The only real excitement of that Friday was a runaway hot air balloon: “Professor George Weston made an unsuccessful balloon ascension from B and Ross streets. The aeronaut was to drop from a parachute when well up in the clouds, but his hot air balloon did not rise rapidly enough, and floating too low over the top of a house near C street, just a block away from where he started, he was compelled to let go to save himself and clung to the roof. The balloon rose some distance and returned to earth” (SF Call).

And thus the 1895 Rose Carnival was over and despite the many snafus, it was considered a great success.
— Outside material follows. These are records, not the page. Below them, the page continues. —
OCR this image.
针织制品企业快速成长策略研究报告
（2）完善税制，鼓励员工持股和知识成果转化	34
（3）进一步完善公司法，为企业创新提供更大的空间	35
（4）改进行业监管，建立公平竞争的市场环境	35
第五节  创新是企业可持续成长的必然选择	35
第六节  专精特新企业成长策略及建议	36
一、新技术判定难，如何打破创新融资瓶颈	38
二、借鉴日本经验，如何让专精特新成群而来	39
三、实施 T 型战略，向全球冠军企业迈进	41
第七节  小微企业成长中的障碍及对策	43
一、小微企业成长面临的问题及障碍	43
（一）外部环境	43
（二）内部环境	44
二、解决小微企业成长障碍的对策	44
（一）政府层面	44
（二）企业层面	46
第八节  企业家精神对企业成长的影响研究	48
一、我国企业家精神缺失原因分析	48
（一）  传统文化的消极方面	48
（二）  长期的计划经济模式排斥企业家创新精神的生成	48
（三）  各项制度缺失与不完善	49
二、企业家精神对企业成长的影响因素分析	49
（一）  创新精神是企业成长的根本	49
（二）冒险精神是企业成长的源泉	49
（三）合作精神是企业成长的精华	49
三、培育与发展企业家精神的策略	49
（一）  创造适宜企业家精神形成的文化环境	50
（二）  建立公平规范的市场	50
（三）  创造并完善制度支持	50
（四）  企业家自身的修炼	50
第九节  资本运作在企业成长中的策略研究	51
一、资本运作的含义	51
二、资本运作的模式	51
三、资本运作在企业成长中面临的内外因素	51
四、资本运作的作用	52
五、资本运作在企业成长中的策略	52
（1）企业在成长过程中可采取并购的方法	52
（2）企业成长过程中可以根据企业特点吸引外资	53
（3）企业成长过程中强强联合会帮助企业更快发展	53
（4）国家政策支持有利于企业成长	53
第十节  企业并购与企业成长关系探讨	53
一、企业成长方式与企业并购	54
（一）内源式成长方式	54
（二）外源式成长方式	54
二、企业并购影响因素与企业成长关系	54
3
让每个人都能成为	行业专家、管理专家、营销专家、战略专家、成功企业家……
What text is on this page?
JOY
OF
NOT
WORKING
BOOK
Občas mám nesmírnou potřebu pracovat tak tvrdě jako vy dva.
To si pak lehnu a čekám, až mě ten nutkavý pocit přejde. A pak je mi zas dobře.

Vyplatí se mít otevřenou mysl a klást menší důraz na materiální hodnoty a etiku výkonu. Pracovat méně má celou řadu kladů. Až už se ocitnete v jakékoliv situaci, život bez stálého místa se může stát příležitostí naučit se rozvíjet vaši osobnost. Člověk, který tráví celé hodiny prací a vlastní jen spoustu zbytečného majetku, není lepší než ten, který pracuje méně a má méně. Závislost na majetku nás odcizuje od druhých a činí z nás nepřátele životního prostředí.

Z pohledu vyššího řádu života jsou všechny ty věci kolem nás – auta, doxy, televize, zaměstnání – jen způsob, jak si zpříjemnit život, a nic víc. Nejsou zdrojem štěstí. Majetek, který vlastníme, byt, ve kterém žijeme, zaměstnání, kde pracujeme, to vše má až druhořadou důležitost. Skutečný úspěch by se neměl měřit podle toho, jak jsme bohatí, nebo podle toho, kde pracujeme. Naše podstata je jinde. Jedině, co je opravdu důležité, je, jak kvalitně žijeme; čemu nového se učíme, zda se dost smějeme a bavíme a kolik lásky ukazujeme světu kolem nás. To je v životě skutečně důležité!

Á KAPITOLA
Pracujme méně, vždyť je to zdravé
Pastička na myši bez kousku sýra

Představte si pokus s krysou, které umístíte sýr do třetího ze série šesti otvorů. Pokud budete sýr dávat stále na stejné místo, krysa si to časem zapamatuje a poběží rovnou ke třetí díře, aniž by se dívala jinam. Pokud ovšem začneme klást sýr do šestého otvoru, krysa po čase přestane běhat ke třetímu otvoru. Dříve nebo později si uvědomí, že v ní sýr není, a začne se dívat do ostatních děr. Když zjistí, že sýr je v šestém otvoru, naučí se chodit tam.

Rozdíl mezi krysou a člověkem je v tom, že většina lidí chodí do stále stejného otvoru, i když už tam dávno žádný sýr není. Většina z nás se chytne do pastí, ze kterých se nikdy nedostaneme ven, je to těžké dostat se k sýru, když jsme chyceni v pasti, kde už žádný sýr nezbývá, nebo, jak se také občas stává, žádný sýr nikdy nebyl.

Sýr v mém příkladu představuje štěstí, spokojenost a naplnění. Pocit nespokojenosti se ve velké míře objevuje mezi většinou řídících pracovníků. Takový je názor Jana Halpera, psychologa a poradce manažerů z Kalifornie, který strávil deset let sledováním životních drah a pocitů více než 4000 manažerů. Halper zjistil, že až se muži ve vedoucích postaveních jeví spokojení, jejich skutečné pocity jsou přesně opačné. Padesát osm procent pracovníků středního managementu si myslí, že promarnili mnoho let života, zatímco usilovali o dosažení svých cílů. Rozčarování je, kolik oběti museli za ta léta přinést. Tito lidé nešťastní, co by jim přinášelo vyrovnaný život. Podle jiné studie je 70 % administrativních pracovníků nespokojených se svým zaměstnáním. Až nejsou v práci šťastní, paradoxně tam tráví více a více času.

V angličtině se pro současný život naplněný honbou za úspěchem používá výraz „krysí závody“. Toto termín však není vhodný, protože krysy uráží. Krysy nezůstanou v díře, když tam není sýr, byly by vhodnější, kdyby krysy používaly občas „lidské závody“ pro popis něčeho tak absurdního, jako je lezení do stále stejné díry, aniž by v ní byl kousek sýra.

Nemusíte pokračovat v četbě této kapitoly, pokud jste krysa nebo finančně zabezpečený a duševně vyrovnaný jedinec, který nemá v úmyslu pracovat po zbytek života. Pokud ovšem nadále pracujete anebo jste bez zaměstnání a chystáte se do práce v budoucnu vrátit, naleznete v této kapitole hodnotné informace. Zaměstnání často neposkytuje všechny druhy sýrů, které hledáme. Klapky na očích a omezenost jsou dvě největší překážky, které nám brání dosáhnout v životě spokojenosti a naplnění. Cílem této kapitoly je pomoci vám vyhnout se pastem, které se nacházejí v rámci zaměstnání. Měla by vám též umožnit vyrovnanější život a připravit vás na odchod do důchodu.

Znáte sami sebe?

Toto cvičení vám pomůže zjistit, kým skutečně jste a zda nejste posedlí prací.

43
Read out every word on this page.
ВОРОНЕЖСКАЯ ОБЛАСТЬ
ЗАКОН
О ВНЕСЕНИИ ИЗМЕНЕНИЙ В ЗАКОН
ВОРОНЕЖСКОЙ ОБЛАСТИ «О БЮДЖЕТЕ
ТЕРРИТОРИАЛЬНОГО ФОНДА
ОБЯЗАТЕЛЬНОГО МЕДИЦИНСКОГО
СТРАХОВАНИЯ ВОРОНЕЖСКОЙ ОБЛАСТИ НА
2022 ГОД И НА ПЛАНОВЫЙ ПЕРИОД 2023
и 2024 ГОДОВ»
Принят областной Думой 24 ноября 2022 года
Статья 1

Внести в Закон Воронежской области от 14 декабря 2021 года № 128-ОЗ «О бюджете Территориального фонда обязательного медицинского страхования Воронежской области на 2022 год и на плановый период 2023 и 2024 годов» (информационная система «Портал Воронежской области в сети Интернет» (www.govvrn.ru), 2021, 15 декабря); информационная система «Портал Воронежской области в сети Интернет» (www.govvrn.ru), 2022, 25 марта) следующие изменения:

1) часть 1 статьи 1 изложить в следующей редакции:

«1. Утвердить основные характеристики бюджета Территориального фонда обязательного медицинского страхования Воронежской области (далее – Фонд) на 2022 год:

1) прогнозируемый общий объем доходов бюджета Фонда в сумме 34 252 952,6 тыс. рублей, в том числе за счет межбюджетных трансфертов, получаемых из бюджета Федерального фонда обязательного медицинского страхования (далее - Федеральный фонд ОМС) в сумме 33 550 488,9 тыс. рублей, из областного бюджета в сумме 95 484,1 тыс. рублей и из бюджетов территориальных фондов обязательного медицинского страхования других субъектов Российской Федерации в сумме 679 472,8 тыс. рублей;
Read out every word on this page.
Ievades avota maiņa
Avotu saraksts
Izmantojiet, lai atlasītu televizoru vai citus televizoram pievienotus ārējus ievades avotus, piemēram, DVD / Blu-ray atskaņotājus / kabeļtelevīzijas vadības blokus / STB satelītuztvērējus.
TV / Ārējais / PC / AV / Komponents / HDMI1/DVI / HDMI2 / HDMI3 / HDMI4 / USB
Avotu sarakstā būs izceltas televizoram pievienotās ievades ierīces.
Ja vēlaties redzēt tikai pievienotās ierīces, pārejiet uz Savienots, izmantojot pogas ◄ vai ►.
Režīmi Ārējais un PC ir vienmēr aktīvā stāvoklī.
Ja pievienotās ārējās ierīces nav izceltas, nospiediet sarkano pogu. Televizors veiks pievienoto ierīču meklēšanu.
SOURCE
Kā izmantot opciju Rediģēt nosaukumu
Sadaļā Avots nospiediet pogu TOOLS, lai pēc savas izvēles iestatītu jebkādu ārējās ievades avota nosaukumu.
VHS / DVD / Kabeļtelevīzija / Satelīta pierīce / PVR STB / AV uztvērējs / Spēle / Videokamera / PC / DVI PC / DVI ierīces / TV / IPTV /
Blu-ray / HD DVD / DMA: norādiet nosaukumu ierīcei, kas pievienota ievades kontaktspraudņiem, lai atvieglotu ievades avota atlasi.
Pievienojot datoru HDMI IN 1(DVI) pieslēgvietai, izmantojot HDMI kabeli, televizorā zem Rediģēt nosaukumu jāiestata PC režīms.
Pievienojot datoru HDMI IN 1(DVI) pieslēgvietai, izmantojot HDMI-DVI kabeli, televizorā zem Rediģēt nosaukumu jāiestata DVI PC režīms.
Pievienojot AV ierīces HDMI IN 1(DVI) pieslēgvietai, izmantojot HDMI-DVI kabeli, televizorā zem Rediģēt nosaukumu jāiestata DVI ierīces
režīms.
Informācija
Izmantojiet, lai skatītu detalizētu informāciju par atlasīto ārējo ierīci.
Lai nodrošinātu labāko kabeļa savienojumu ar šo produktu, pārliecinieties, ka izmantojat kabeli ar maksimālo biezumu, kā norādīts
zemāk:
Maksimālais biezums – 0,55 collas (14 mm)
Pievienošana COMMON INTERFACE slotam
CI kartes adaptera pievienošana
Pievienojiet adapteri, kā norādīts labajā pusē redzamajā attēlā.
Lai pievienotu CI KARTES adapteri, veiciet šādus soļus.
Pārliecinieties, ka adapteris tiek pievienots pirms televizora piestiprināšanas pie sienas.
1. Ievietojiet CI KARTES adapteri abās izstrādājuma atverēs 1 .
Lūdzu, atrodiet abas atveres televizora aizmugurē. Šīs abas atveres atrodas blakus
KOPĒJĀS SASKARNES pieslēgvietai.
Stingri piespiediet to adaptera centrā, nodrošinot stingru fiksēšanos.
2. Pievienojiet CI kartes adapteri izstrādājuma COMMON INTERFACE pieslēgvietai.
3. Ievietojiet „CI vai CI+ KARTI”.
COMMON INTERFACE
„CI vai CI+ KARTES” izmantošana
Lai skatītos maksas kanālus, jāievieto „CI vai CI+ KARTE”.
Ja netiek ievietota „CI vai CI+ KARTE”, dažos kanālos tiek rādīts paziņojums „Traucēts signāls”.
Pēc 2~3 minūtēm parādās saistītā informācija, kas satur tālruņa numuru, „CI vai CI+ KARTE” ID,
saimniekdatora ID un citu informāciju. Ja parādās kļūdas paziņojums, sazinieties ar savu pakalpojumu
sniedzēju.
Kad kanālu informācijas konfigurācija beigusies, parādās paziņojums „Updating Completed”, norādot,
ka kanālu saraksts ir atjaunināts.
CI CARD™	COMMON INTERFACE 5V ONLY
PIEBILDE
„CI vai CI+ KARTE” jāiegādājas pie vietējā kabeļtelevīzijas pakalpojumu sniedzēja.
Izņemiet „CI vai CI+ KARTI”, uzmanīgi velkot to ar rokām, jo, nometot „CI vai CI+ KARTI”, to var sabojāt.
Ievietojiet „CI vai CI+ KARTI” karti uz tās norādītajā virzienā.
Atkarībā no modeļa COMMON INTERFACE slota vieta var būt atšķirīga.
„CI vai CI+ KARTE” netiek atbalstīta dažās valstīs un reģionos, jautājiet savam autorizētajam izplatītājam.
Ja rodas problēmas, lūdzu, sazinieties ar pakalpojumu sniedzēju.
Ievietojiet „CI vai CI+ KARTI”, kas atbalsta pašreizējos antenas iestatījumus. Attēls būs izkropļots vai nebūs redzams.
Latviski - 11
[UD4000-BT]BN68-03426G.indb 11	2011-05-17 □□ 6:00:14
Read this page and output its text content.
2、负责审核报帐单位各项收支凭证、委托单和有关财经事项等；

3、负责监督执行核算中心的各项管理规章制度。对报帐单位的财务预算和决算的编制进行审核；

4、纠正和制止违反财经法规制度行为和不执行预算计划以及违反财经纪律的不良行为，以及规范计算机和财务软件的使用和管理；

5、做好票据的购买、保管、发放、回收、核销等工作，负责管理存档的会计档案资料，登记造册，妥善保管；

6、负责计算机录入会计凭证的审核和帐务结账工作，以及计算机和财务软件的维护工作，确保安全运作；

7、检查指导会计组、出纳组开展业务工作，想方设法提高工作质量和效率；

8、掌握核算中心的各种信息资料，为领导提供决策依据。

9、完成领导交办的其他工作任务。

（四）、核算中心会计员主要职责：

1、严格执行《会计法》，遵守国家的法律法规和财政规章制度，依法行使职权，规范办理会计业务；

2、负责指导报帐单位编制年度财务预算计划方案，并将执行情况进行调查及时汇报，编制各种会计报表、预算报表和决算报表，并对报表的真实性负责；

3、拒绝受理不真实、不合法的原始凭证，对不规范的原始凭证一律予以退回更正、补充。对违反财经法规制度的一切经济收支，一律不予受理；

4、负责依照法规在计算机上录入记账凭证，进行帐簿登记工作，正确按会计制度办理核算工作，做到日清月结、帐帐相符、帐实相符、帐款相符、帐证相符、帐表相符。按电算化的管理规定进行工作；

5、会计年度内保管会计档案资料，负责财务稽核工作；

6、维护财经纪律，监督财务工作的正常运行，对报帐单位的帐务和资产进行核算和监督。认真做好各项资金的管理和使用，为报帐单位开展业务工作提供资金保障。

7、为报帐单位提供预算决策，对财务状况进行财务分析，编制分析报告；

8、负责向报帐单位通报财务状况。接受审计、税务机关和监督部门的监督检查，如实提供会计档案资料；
They didn’t lose money and actually ended up with a small profit. Plans immediately began to make the next one even grander.

Later Carnivals/Festivals are better remembered than the one in 1895, but in their day it was unlike anything anyone had ever seen. The amount of decoration was over the top and there’s no question that it set the baseline for every Rose Parade that has since followed.

In a historical context it’s worth noting it represented the sort of progress found in the Gilded Age, when women were making gains (albeit small) in being recognized for leadership roles. Unlike the first Carnival, half of the 1895 committee chairs were held by women.

Sure, it could have been planned better, but it was impossible to predict the turnout would be so enormous. It was something new and exciting and despite the huge crowd was probably great fun as long as you brought your own sandwiches, didn’t mind sleeping in a doorway and weren’t too fussy about bathroom facilities.

 


* At the time Santa Rosa had a sewage farm on the north bank of Santa Rosa Creek, about where the Stony Circle business park is today. Any overflow of the ponds due to heavy rains or excess waste sent raw sewage into the creek. For more see “The Sewage of Santa Rosa” by John Cummings.